I do not mean that I will cover here all the configuration details to get BIND/NT actually running on your site. But with my example config files, I think your BIND/NT could be up and running in under 30 minutes.

In the download section, I provide:
  • the BIND 8.2.3 installable binary for NT and

  • template files (in NT text format) for all the key BIND config files. I follow the file name conventions in "the cricket book". I advise you not to be gratuitously innovative and re-invent your own file names for standard BIND files. Here's a place where innovation is not welcome.
These files must be modified to create a functioning BIND DNS host.

My objective is to help your get your BIND/NT running so that you can do the detailed configuration yourself.

Support

There isn't any BIND8 support offered here!! WYSIWYG rules, OK!

The Internet Software Consortium is responsible for BIND and runs an active BIND users mailing list.
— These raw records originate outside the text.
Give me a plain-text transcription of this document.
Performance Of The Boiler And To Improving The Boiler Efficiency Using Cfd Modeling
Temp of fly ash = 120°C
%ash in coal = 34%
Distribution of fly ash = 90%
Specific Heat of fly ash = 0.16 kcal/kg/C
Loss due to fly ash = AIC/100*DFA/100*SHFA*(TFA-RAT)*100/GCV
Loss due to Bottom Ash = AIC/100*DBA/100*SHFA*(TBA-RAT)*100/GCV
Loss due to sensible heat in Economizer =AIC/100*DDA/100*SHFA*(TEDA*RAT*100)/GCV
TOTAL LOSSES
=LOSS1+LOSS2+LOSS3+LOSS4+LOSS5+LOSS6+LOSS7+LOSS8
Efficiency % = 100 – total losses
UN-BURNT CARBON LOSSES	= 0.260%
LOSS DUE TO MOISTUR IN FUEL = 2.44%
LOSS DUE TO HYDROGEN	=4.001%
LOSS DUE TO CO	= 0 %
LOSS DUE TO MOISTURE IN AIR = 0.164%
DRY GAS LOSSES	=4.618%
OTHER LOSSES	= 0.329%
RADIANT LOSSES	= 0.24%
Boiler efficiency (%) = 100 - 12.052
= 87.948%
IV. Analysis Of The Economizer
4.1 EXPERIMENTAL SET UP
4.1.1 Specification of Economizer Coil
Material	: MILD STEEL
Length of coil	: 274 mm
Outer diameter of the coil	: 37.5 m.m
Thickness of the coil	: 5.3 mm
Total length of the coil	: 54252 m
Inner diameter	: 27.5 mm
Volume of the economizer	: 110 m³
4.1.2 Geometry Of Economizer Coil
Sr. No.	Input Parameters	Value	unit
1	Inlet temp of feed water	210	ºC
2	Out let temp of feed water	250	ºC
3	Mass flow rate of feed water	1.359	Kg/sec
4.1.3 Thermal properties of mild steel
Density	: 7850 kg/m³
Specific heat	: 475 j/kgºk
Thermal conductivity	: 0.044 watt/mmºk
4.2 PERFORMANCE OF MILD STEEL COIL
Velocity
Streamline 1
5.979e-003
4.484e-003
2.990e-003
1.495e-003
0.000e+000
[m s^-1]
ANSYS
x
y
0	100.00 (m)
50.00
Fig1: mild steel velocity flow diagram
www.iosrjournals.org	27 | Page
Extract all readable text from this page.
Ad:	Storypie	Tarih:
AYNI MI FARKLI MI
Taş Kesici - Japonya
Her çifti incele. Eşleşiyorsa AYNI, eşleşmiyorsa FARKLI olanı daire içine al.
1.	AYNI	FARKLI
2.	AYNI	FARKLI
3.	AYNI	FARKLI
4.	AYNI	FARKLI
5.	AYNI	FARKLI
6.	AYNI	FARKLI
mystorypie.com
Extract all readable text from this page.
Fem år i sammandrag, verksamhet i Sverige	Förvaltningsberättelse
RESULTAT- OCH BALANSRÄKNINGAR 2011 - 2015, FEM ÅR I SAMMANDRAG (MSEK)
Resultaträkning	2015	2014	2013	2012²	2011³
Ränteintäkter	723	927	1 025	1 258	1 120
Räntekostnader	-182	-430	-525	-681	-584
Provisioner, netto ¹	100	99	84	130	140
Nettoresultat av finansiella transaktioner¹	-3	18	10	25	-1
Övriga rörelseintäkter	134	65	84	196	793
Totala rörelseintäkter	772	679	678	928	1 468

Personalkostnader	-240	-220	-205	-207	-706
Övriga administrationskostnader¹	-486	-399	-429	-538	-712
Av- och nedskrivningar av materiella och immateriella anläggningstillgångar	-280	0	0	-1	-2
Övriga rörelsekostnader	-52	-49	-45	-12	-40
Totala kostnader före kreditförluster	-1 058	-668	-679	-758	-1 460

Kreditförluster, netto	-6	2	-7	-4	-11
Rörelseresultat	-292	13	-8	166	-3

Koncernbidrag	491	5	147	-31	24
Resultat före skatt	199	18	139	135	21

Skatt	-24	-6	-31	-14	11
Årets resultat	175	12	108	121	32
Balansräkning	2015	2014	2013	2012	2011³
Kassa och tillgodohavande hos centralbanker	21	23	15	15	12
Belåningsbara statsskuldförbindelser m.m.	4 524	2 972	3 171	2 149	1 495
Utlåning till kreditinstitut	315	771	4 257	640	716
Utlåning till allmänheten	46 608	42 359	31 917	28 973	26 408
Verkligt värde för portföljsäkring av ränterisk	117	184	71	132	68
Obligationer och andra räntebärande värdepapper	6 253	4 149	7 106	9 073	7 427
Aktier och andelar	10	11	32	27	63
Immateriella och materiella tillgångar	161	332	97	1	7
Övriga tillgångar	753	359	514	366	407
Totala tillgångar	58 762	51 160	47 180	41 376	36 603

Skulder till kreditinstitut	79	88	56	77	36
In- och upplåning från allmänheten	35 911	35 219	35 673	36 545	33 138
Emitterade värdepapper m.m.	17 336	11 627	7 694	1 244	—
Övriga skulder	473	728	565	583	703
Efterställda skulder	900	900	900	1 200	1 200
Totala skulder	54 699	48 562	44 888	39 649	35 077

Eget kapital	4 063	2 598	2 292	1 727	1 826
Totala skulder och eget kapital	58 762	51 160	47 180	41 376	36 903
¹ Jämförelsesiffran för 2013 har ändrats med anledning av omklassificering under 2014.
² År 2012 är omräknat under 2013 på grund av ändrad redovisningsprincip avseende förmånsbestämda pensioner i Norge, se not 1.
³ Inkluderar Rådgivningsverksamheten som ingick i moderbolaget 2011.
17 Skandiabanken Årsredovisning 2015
Join that list and ask away.

Above all, support yourself by buying "the cricket book" seen in the upper left of this page, DNS and BIND, 3rd edition, O'Reilly. This book is essential, is the bible for BIND 4 and 8.

If you appreciate this free site and plan to buy the book, I'd appreciate you clicking through to Amazon.com from my links here. Merci beaucoup.

By the way, if you plan to implement Win2000 DNS later, then you're maybe wondering about installing BIND/NT now, or, why buy the cricket book? Here's why:

I recently helped an ISP who was a little rusty on DNS to get BIND8/NT running as a slave to his Win2000 master DNS. It was my first encounter with Win2000 DNS, and I can say I wouldn't have understood anything if I hadn't already been familiar with BIND8 terminology and concepts. MS has used pretty much the same terms and provides the pretty much the same functionality in Win2000 DNS as you find in ISC BIND8.

So learning BIND8 on NT is not wasted time, quite the contrary. It smarts you up on industry-standard DNS terms and operations so you can resist the MS dumb down. I mean, ISC BIND is pervasive and you will have to deal with machines and people who do run it, sooner or later.

My brief W2K DNS experience indicated to me, personally, that I wouldn't want to manage a 1000 zones via MS Management Console and tabbed dialogs any more than I'd want to manage 1000 virtual HTTP servers via MMC (1000 of anything is obviously a database problem, not a GUI unsortable/unFINDable list problem), but to each his poison.

Key Points

  • BIND8 for NT uses the same text configuration files as BIND8 for Unix, so your Unix contacts will be right at home with BIND8/NT and/or they can help you with BIND8/NT.
    (Note: if you copy BIND config files from a *nix box to NT, be aware that *nix newline codes are not the same as NT newline codes. Not fatal, but you do have clean them up in Notepad or similar editor.s)

  • BIND 8 runs on NT4, server or workstation, with 32 megs RAM, as an NT service. 64 megs would be more comfortable, for sure.

  • If you already have a DNS running (NT's MS DNS or your upstream has been providing you DNS that you are bringing in-house), then you can "zone transfer" the zone files from another DNS to your BIND/NT master nameserver, saving a lot of typing and typo's.

  • BIND8/NT can serve as master or slave to Larry Kahn's NT4 BIND4, to MS NT4 DNS, or to MS Win2000 DNS, or IBM AIX, or just about any mfr's version of BIND.

    Example:  At the ISP mentioned above, his Win2000 DNS NOTIFY's his BIND8/NT when he changes a zone's serial number on W2K. BIND8/NT responds to the NOTIFY and requests a zone transfer of the new zone file from W2K to the BIND/NT config directory. All of these two-way DNS interactions between W2K DNS and BIND8/NT worked smoothly and immediately.